Именно потому, что это был француз, я и стал его слушать. Если бы говорил немец, я бы сразу перешел на другую волну. Мне ведь было уже отлично понятно, что может сказать о Ницше какой-нибудь доктор юриспруденции или философии, скажем, Мюнхенского университета. Но что мог о нем сказать француз, и не какой-нибудь, а, наверно, именитый, и не когда-нибудь, а именно сейчас, в лето 1937 года, мне было совсем не ясно. Я сидел и слушал, а дед смотрел на меня и ничего не понимал. Он зевнул раз, зевнул другой, потом слегка тронул меня за плечо. ("Брось ты эту музыку"). Тогда я подошел к шкафу, вынул оттуда флакон спирту и поставил деду. Дед посмотрел на меня и покачал головой.
- Один не пью, - сказал он строго. - И ты меня в алкоголика, пожалуйста, не воспроизводи - раз подносишь, то и сам пей.
- Пью, пью, - сказал я и налил себе полстакана.

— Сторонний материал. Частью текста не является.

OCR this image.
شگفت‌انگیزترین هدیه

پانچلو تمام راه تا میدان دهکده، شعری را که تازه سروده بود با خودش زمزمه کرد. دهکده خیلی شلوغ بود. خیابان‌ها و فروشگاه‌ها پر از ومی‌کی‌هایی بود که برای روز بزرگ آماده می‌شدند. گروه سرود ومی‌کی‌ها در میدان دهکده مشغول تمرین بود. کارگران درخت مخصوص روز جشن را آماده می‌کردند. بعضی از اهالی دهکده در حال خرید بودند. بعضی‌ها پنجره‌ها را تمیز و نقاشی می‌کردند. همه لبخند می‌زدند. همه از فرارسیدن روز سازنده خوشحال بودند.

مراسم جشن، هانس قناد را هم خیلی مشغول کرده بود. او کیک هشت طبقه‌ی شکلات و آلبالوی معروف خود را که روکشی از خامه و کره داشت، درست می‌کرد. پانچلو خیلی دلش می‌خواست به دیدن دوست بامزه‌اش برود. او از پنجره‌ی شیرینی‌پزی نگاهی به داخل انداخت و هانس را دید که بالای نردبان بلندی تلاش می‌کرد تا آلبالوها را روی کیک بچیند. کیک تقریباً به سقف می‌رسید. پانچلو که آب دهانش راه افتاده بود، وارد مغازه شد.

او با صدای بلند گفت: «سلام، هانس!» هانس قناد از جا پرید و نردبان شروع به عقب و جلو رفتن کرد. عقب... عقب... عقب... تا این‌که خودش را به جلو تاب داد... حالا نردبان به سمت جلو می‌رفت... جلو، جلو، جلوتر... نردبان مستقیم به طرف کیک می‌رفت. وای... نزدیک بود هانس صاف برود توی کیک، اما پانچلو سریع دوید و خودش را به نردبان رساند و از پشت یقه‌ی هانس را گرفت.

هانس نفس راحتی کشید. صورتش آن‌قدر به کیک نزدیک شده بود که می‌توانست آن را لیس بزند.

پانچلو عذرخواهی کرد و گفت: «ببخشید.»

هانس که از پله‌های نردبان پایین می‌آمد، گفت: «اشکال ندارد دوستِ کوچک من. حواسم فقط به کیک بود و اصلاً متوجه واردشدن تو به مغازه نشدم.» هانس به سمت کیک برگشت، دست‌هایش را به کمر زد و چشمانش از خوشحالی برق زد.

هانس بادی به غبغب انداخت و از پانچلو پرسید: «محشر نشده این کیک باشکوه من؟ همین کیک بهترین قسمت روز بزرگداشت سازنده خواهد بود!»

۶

- Вот это другое дело, - похвалил меня дед. - Это нормально! - Он поднес стакан ко рту и вдруг закричал и замахал: - Что? Неразбавленный? Эх, образованный человек, а такую глупость творишь! Об этом же упреждать нужно, а то всю глотку сорвать можно. У нас тут один плотник глотнул, а потом три дня сипел. А мог и совсем задохнуться. Ну, мне ты налил, а себе что?
- Я сейчас выпью, - ответил я и взял стакан.
- На-ка вот, разбавь! - И дед налил мне полную крышку от кувшина.
- Перевод времени, - ответил я.
И тут мы оба усмехнулись, переглянулись, сблизили стаканы, чокнулись и выпили разом.
- Ладно, дед, - сказал я, - давай еще по одной.
Он несмело и нерешительно посмотрел на меня.